Salah satu fakta yang
mendukung bahwa artefak ini tidak berfungsi sebagai baterai adalah sampai saat
ini hanya ada satu baterai yang ditemukan. Sehingga artefak tersebut tidak bisa
disebut sebuah baterai, melainkan sel galvanic. Karena yang disebut dengan
baterai adalah kumpulan dari beberapa sel galvanic yang dihubungkan secara seri
atau pararel dengan kabel (atau penghantar lainnya). Sehingga harus ditemukan
lebih dari satu artefak ini untuk membuktikan bahwa dahulu artefak ini
berfungsi sebagai baterai.
Dari fakta tersebut,
akhirnya muncul beberapa hipotesis, salah satunya adalah penggunaan artefak ini
dalam bidang pengobatan. Ini didukung dengan salah satu kebiasaan bangsa Yunani
dan Mesir kuno, yaitu menggunakan ikan listrik untuk meredakan rasa sakit pada
telapak kaki. Kebiasaan ini menunjukkan bahwa mereka cukup familiar dengan
listrik, walaupun mereka tidak menggunakan istilah “listrik” untuk menyebutnya.
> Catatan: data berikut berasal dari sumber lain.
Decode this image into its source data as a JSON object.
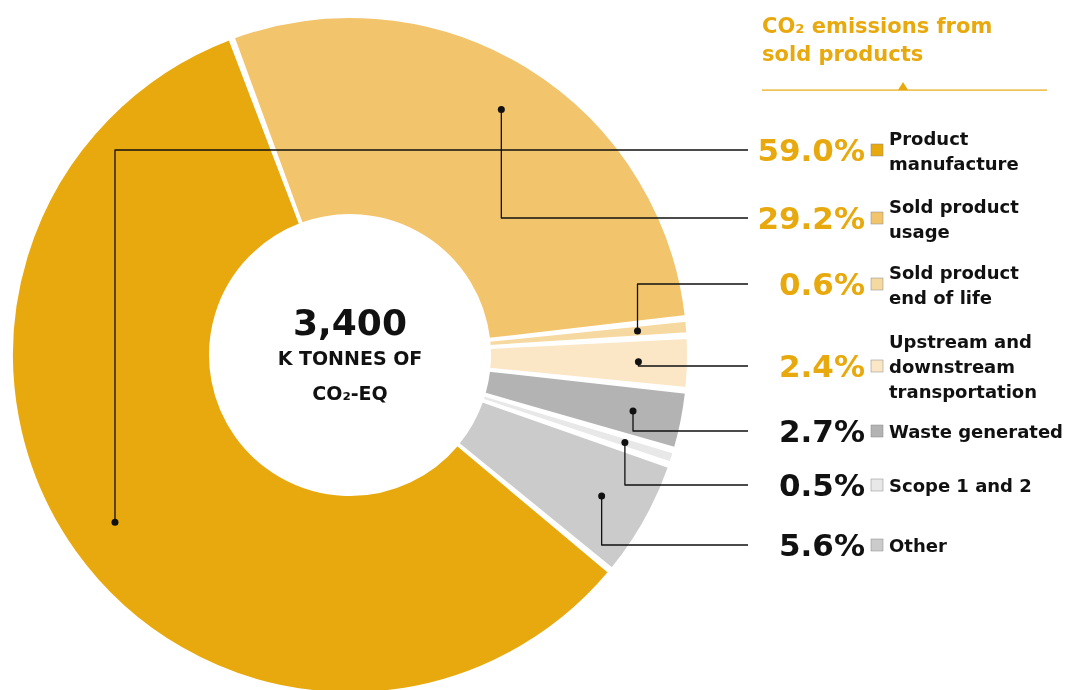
{
  "chart_data": {
    "type": "donut",
    "title": "CO₂ emissions from sold products",
    "categories": [
      "Product manufacture",
      "Sold product usage",
      "Sold product end of life",
      "Upstream and downstream transportation",
      "Waste generated",
      "Scope 1 and 2",
      "Other"
    ],
    "values": [
      59.0,
      29.2,
      0.6,
      2.4,
      2.7,
      0.5,
      5.6
    ],
    "colors": [
      "#e8a90e",
      "#f2c46b",
      "#f6d9a0",
      "#fbe6c6",
      "#b3b3b3",
      "#e8e8e8",
      "#cbcbcb"
    ],
    "value_labels": [
      "59.0%",
      "29.2%",
      "0.6%",
      "2.4%",
      "2.7%",
      "0.5%",
      "5.6%"
    ],
    "annotations": [
      "3,400",
      "K TONNES OF",
      "CO₂-EQ"
    ],
    "legend": "right"
  }
}
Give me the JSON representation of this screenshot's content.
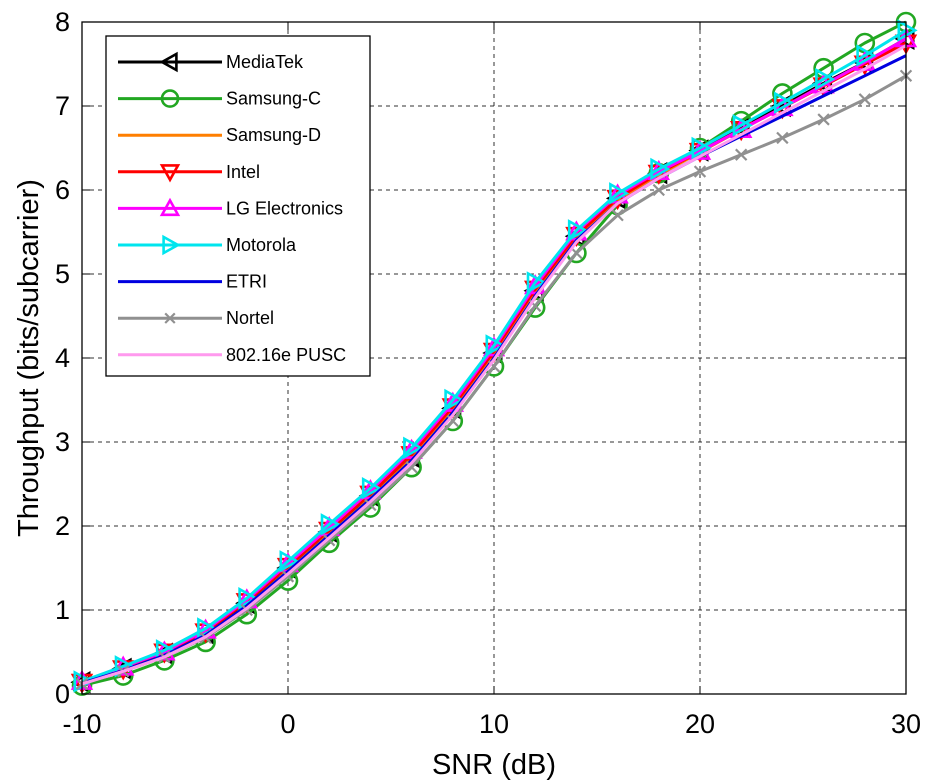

Tapi hipotesis ini belum terbukti kebenarannya, karena catatan kuno masa purba
tidak pernah menyinggung mengenai penggunaan alat sejenis Baghdad battery dalam
pengobatan. Mereka biasa menggunakan daun cannabis (ganja), opium, dan anggur
untuk mengurangi rasa sakit.
Hipotesis lain
menyatakan keterkaitan dengan keagamaan. Ini didukung oleh Dr. Paul Craddok,
seorang ahli metarlugi purba dari British Museum, yang berpendapat kalau pada
masa lampau Baghdad battery mungkin telah dihubungkan secara parallel dan
diletakkan dalam patung dewa untuk menipu para penyembahnya. Menurut
pernyataannya, “Para pendeta mungkin akan mengajukan pertanyaan kepadamu. Jika
kamu memberikan jawaban yang salah, kamu akan disuruh menyentuh patung itu dan
akan mendapatkan sebuah kejutan kecil. Jika kamu menjawab dengan benar, maka
para pendeta akan melepaskan hubungan baterai dan tidak ada kejutan listrik
yang dihasilkan. Dengan demikian kamu akan percaya dengan kekuatan Dewa,
pendeta dan agamanya”.
Pernyataan ini tentu
mudah sekali dipatahkan kebenarannya, karena telah disebutkan sebelumnya bahwa
hanya ada satu buah baterai Baghdad yang ditemukan, padahal untuk menghasilkan
tegangan kejut, diperlukan lebih dari 5 buah atau mungkin jauh lebih banyak
lagi. Alasan lain adalah tidak ditemukannya patung yang terdapat rongga
didalamnya yang bisa menampung baterai Baghdad sebanyak itu.
Sehingga dapat
disimpulkan, artefak yang disebut baterai Baghdad tersebut lebih tepat disebut
sebagai sel galvani. Karena walaupun dapat digunakan sebagai baterai, karena dapat
menghasilkan tegangan 1,5 volt nonstop selama 18 hari. Tetapi bukti lain
menunjukkan bahwa artefak ini merupakan sel galvani, karena hanya ditemukan
satu buah baterai Baghdad. Sehingga menunjukkan bahwa sel volta, hasil penemuan
dari Alessandro Volta merupakan baterai yang pertama kali diciptakan.